Doing the right thing for the right reason: Evaluating artificial moral cognition by probing cost insensitivity
This addresses the challenge of assessing morality in AI for researchers and ethicists, but is incremental as it builds on existing reinforcement learning methods.
The paper tackles the problem of evaluating moral cognition in artificial agents by proposing a behavior-based analysis that measures cost insensitivity, and finds that deep reinforcement learning agents with other-regarding preferences show helping behavior less sensitive to increasing cost compared to self-interested ones.

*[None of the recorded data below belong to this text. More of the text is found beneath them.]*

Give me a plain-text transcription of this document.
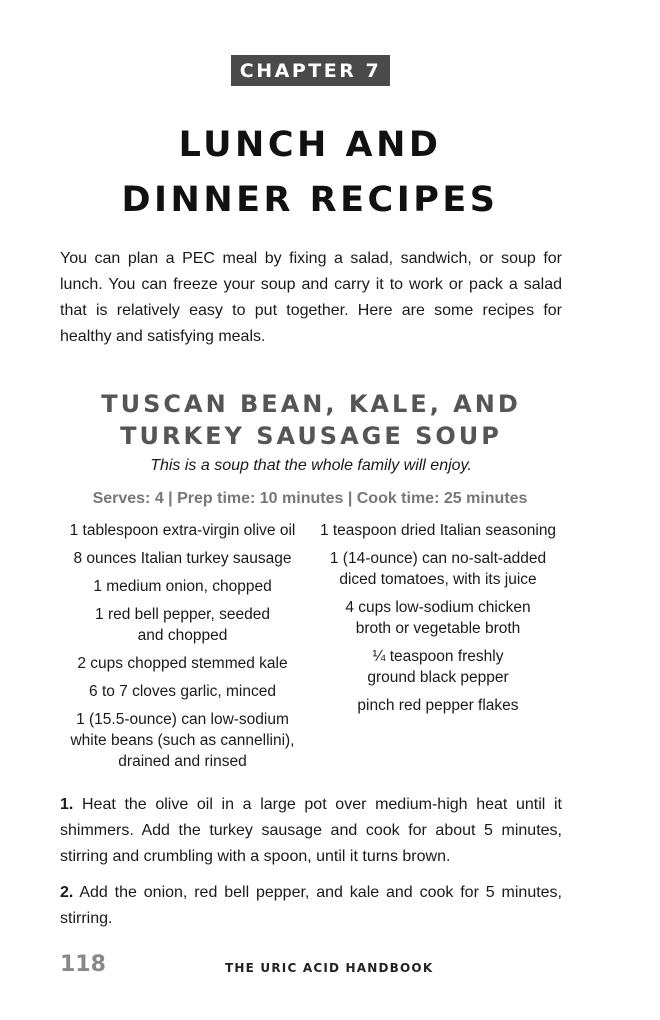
CHAPTER 7
LUNCH AND
DINNER RECIPES

You can plan a PEC meal by fixing a salad, sandwich, or soup for lunch. You can freeze your soup and carry it to work or pack a salad that is relatively easy to put together. Here are some recipes for healthy and satisfying meals.

TUSCAN BEAN, KALE, AND
TURKEY SAUSAGE SOUP
This is a soup that the whole family will enjoy.
Serves: 4 | Prep time: 10 minutes | Cook time: 25 minutes
1 tablespoon extra-virgin olive oil
8 ounces Italian turkey sausage
1 medium onion, chopped
1 red bell pepper, seeded and chopped
2 cups chopped stemmed kale
6 to 7 cloves garlic, minced
1 (15.5-ounce) can low-sodium white beans (such as cannellini), drained and rinsed
1 teaspoon dried Italian seasoning
1 (14-ounce) can no-salt-added diced tomatoes, with its juice
4 cups low-sodium chicken broth or vegetable broth
¼ teaspoon freshly ground black pepper
pinch red pepper flakes

1. Heat the olive oil in a large pot over medium-high heat until it shimmers. Add the turkey sausage and cook for about 5 minutes, stirring and crumbling with a spoon, until it turns brown.

2. Add the onion, red bell pepper, and kale and cook for 5 minutes, stirring.

118	THE URIC ACID HANDBOOK
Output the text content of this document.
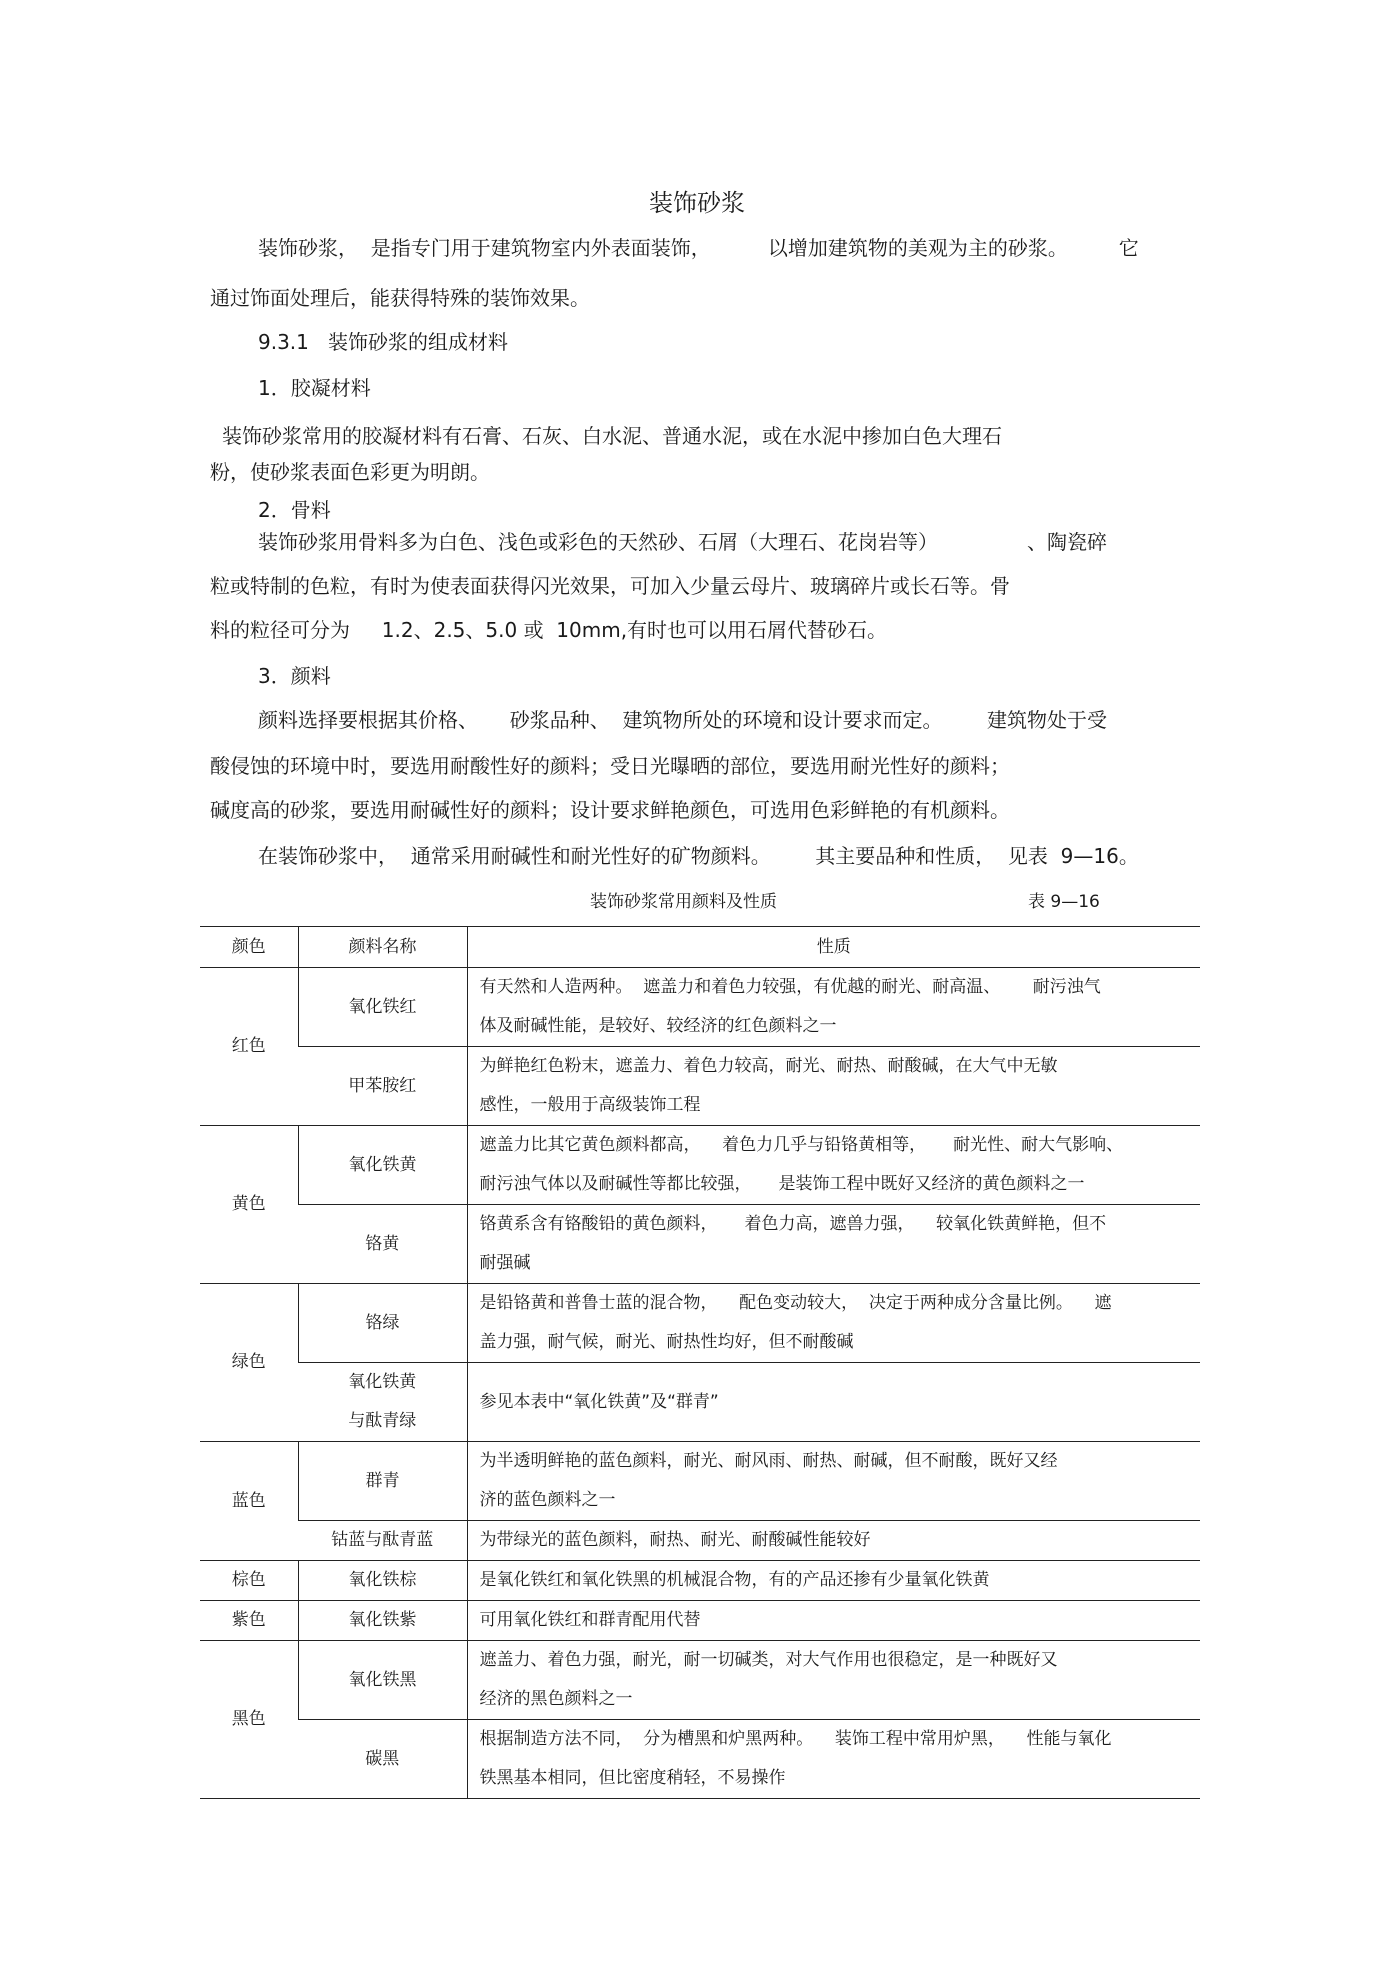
装饰砂浆
装饰砂浆，  是指专门用于建筑物室内外表面装饰，         以增加建筑物的美观为主的砂浆。        它
通过饰面处理后，能获得特殊的装饰效果。
9.3.1   装饰砂浆的组成材料
1．胶凝材料
装饰砂浆常用的胶凝材料有石膏、石灰、白水泥、普通水泥，或在水泥中掺加白色大理石
粉，使砂浆表面色彩更为明朗。
2．骨料
装饰砂浆用骨料多为白色、浅色或彩色的天然砂、石屑（大理石、花岗岩等）              、陶瓷碎
粒或特制的色粒，有时为使表面获得闪光效果，可加入少量云母片、玻璃碎片或长石等。骨
料的粒径可分为     1.2、2.5、5.0 或  10mm,有时也可以用石屑代替砂石。
3．颜料
颜料选择要根据其价格、     砂浆品种、  建筑物所处的环境和设计要求而定。       建筑物处于受
酸侵蚀的环境中时，要选用耐酸性好的颜料；受日光曝晒的部位，要选用耐光性好的颜料；
碱度高的砂浆，要选用耐碱性好的颜料；设计要求鲜艳颜色，可选用色彩鲜艳的有机颜料。
在装饰砂浆中，  通常采用耐碱性和耐光性好的矿物颜料。       其主要品种和性质，  见表  9—16。
装饰砂浆常用颜料及性质	表 9—16
颜色	颜料名称	性质
红色	氧化铁红	有天然和人造两种。  遮盖力和着色力较强，有优越的耐光、耐高温、      耐污浊气
体及耐碱性能，是较好、较经济的红色颜料之一

	甲苯胺红	为鲜艳红色粉末，遮盖力、着色力较高，耐光、耐热、耐酸碱，在大气中无敏
感性，一般用于高级装饰工程

黄色	氧化铁黄	遮盖力比其它黄色颜料都高，    着色力几乎与铅铬黄相等，     耐光性、耐大气影响、
耐污浊气体以及耐碱性等都比较强，     是装饰工程中既好又经济的黄色颜料之一

	铬黄	铬黄系含有铬酸铅的黄色颜料，     着色力高，遮兽力强，    较氧化铁黄鲜艳，但不
耐强碱

绿色	铬绿	是铅铬黄和普鲁士蓝的混合物，    配色变动较大，  决定于两种成分含量比例。    遮
盖力强，耐气候，耐光、耐热性均好，但不耐酸碱

	氧化铁黄
与酞青绿	参见本表中“氧化铁黄”及“群青”

蓝色	群青	为半透明鲜艳的蓝色颜料，耐光、耐风雨、耐热、耐碱，但不耐酸，既好又经
济的蓝色颜料之一

	钴蓝与酞青蓝	为带绿光的蓝色颜料，耐热、耐光、耐酸碱性能较好

棕色	氧化铁棕	是氧化铁红和氧化铁黑的机械混合物，有的产品还掺有少量氧化铁黄

紫色	氧化铁紫	可用氧化铁红和群青配用代替

黑色	氧化铁黑	遮盖力、着色力强，耐光，耐一切碱类，对大气作用也很稳定，是一种既好又
经济的黑色颜料之一

	碳黑	根据制造方法不同，  分为槽黑和炉黑两种。    装饰工程中常用炉黑，    性能与氧化
铁黑基本相同，但比密度稍轻，不易操作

Is it possible to evaluate the moral cognition of complex artificial agents? In this work, we take a look at one aspect of morality: `doing the right thing for the right reasons.' We propose a behavior-based analysis of artificial moral cognition which could also be applied to humans to facilitate like-for-like comparison. Morally-motivated behavior should persist despite mounting cost; by measuring an agent's sensitivity to this cost, we gain deeper insight into underlying motivations. We apply this evaluation to a particular set of deep reinforcement learning agents, trained by memory-based meta-reinforcement learning. Our results indicate that agents trained with a reward function that includes other-regarding preferences perform helping behavior in a way that is less sensitive to increasing cost than agents trained with more self-interested preferences.